In these three cases, different mechanisms can be used to achieve these goals. Of course, it is very difficult to directly prevent communication, and it is also difficult to make collaboration work perfect. However, there are many choices between the two that can produce powerful effects.
Below are several possible collaborative structured techniques.
- Privacy protection technology and specifications
- Technical means (secret voting, MACI and similar techniques) that make it difficult to prove your behavior.
- Consciously decentralize, and assign control of a certain mechanism to a large group of people who are not well known to cooperate.

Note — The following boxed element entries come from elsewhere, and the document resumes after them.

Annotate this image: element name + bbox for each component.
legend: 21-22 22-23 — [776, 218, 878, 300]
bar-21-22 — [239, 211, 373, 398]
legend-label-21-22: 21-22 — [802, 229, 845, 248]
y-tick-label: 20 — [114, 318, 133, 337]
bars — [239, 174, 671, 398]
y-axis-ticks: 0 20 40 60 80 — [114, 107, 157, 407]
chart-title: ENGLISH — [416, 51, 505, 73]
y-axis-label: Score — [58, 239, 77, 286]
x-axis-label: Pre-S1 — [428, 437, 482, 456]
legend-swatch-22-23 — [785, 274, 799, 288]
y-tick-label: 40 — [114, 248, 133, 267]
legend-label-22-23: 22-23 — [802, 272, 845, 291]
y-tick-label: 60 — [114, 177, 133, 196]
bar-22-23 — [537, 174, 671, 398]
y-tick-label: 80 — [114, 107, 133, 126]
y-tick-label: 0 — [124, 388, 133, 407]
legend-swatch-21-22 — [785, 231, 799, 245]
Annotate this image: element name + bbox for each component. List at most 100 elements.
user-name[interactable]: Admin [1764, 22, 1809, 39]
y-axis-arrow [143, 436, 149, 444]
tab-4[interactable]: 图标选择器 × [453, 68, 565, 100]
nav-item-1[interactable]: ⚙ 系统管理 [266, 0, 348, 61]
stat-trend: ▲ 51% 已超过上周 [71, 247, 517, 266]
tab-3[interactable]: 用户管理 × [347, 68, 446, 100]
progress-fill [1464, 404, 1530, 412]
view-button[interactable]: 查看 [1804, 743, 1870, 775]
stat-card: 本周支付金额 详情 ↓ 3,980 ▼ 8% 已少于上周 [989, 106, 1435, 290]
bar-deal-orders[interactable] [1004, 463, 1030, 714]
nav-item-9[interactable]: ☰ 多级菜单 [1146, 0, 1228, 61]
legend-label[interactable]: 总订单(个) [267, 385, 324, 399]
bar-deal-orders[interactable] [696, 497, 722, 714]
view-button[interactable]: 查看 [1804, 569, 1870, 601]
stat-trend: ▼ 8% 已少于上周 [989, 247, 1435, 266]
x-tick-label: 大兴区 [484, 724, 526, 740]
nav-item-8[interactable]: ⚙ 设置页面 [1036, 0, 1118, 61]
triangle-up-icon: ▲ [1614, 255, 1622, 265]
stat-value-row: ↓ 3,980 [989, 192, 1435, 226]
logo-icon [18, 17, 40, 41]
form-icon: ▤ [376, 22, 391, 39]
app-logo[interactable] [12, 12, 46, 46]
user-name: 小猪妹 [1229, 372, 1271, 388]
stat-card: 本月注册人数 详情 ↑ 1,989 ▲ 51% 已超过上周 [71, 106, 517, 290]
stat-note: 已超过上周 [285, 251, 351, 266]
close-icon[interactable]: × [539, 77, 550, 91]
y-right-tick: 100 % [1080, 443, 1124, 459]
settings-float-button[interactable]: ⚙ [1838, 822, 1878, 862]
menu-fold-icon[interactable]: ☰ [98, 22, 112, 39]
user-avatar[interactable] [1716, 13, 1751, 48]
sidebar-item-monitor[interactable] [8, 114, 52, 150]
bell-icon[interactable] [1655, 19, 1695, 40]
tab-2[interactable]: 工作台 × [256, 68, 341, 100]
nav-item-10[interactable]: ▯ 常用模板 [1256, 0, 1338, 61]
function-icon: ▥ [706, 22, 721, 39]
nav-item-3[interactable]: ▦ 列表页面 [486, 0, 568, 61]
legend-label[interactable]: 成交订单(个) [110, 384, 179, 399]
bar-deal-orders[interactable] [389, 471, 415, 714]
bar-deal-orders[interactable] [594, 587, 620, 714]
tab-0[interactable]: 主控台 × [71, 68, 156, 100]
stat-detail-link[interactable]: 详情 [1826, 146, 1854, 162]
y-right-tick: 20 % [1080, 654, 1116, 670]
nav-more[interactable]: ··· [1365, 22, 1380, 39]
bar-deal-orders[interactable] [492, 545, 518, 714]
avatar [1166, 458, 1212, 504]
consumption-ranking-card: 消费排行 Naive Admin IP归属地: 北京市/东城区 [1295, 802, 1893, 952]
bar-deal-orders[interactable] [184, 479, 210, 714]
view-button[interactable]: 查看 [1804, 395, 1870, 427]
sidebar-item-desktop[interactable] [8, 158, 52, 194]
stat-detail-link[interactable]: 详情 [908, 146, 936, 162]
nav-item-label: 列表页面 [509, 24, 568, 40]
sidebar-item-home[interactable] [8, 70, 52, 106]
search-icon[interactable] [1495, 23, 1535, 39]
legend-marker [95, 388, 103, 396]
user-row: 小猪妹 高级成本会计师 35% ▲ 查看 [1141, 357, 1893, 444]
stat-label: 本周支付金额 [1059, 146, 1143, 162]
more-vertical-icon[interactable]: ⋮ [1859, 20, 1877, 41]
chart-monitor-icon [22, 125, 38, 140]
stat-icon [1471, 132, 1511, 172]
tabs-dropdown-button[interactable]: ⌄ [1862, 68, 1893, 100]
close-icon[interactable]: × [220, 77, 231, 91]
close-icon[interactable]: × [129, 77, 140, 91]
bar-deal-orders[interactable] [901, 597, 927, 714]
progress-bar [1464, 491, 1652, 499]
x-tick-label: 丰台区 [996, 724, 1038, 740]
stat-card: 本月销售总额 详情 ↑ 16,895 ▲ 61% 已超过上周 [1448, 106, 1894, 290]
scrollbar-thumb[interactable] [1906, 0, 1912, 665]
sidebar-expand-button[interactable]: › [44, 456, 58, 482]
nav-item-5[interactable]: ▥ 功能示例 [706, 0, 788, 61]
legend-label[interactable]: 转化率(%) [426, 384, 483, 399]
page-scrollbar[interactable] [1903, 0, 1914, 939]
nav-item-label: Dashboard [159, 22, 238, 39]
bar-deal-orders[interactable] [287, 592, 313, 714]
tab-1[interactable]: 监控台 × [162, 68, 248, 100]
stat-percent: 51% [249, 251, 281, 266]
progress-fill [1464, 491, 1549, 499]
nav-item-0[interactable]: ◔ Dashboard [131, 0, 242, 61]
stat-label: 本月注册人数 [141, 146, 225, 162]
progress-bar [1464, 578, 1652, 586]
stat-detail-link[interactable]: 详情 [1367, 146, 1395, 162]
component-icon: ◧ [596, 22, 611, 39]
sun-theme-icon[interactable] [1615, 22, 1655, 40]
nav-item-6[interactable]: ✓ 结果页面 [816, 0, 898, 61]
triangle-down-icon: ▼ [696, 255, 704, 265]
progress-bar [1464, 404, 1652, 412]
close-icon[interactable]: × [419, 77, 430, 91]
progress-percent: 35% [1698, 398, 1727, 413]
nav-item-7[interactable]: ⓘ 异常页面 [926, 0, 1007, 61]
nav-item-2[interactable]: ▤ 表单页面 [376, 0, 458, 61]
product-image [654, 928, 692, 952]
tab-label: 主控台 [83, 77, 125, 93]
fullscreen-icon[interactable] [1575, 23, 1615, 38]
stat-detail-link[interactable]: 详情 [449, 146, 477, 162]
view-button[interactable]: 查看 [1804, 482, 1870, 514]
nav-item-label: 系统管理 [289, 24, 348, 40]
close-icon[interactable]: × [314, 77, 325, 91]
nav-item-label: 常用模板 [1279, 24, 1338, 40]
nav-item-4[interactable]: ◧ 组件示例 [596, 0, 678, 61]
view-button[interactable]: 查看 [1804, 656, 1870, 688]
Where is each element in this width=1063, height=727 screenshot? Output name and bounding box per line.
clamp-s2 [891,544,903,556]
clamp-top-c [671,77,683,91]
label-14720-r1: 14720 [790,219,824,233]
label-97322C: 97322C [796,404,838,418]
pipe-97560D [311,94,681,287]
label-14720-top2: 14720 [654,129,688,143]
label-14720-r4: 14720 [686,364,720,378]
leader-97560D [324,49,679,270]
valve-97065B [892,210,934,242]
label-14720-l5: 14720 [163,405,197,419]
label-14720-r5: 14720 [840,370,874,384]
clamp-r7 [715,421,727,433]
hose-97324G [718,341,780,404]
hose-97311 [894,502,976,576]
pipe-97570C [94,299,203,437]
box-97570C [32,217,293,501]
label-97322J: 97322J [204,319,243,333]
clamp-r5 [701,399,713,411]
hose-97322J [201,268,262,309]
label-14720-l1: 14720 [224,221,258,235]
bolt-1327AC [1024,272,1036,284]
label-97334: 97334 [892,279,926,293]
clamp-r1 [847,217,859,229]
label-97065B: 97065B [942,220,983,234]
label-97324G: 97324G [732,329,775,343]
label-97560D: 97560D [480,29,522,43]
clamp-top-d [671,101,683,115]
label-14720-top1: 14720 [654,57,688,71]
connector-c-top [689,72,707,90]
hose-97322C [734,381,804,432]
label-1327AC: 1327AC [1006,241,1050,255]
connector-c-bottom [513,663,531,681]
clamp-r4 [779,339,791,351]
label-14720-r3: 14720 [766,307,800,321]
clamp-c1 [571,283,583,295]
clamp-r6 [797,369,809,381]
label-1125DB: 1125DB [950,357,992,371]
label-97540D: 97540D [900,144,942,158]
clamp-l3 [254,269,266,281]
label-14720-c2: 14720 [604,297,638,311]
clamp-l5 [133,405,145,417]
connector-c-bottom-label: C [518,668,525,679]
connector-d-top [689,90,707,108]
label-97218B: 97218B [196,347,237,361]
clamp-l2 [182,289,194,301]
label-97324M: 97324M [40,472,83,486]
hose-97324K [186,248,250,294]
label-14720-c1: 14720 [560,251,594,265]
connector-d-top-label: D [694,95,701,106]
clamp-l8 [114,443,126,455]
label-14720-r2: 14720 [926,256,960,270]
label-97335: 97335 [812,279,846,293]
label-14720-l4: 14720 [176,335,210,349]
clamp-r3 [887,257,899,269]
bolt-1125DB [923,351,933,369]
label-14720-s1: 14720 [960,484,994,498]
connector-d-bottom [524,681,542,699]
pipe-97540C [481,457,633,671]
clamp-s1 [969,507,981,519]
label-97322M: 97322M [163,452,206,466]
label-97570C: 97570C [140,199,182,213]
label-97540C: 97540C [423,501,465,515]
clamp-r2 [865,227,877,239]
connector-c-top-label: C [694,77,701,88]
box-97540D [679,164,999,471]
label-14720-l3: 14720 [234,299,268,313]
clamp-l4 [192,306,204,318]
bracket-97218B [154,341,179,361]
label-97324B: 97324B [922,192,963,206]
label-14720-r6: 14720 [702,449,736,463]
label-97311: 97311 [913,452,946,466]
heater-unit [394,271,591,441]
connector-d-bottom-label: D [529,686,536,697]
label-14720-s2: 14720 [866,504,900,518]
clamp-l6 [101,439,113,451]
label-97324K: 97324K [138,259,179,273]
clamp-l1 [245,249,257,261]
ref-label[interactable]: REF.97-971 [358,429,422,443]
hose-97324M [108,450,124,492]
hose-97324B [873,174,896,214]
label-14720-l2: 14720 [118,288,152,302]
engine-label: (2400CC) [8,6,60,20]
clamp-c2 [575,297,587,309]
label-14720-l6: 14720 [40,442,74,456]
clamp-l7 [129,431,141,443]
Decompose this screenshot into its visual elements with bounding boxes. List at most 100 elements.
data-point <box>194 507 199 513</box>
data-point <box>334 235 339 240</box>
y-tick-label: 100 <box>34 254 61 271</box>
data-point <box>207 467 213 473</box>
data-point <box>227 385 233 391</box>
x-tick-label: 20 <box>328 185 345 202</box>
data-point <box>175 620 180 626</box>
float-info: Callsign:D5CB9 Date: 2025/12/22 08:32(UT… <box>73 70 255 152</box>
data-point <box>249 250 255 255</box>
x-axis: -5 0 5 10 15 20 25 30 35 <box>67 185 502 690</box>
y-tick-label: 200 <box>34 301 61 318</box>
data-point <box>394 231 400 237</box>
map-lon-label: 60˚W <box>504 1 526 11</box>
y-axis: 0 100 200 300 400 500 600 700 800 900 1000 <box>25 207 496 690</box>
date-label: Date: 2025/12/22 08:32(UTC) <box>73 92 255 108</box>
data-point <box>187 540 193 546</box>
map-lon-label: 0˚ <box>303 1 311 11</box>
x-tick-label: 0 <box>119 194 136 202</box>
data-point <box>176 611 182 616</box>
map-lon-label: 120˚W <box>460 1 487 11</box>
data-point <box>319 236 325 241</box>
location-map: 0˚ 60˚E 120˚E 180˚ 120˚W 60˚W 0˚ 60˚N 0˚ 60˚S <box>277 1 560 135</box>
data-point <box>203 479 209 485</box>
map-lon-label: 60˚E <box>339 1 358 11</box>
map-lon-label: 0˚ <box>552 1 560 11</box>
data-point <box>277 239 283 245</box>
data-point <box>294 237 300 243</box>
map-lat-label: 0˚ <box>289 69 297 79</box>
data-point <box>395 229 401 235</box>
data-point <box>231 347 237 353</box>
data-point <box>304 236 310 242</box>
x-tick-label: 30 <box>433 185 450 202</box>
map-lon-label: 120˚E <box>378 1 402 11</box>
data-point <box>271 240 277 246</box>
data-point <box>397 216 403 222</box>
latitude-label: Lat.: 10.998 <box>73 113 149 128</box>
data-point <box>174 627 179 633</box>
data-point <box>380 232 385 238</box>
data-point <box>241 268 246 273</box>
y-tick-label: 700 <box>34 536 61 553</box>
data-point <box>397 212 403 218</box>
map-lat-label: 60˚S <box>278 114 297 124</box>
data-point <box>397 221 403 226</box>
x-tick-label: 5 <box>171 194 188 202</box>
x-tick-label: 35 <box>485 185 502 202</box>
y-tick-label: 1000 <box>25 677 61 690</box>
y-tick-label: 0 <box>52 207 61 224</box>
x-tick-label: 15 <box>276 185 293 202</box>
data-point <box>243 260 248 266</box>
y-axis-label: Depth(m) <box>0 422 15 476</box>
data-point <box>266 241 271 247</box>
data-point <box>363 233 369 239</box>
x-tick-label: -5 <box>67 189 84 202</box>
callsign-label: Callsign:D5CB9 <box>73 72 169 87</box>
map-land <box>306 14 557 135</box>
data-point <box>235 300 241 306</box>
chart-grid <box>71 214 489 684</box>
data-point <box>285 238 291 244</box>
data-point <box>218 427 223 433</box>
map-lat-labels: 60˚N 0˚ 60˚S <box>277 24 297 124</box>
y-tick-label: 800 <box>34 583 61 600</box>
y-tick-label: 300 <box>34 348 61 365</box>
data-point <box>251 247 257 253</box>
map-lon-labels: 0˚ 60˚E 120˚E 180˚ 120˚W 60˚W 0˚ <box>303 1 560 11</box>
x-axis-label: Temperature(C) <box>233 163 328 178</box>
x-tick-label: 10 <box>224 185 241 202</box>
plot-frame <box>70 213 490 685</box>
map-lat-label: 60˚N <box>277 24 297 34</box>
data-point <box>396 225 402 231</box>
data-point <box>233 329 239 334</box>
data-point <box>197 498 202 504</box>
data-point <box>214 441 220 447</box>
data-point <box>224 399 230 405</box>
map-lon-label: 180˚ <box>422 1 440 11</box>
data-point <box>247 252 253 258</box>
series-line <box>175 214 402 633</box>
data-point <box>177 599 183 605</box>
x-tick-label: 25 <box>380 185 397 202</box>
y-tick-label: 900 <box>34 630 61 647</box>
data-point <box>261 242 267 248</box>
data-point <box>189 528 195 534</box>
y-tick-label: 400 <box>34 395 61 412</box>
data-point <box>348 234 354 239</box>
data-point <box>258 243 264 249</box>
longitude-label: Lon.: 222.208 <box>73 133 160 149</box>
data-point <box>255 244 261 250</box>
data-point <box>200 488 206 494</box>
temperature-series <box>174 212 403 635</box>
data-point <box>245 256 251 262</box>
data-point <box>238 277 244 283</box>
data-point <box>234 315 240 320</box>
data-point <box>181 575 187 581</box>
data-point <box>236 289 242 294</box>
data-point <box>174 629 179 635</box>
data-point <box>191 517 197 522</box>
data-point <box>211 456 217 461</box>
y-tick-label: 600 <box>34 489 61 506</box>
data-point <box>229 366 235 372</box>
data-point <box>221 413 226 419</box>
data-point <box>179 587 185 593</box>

- The decentralization of physical space separates different functions (or different shares of the same function) into different locations (for example, see Samo Burja on the link between urban decentralization and political decentralization).
- The decentralization between role-based constituencies separates different functions (or different shares of the same function) to different types of participants (for example, in the blockchain, “core developers”, “miners”, ” “Coin holder”, “application developer”, “user”).
- Schelling points, allowing large groups of people to collaborate quickly around a path forward. Complex Schelling Points may even be implemented in code (for example, how to recover from 51% attacks).
- Use a common language (or split control between multiple supporters who use different languages).
- Use voting by person instead of voting by (coin/share) to greatly increase the number of people required to influence a decision through conspiracy.
- Encourage and rely on defectors to remind the public of impending collusion.
Note: Schelling points are put forward by American economist Thomas Schellin in the book “Strategies of Conflict”. If people know that other people are trying to do the same thing without communication, their actions tend to converge in a conspicuous Focus on. For example, if two people meet in New York without communicating in advance, they will choose Grand Central Station with a high probability, which forms a natural Schelling Point.
None of these strategies are perfect, but they can be used in various situations with varying degrees of success. In addition, these technologies can and should be combined with mechanism designs that try to make harmful collusion as unprofitable and risky as possible; in this regard, “Skin in the game” is a very Powerful tool. Which combination is most effective ultimately depends on your specific case.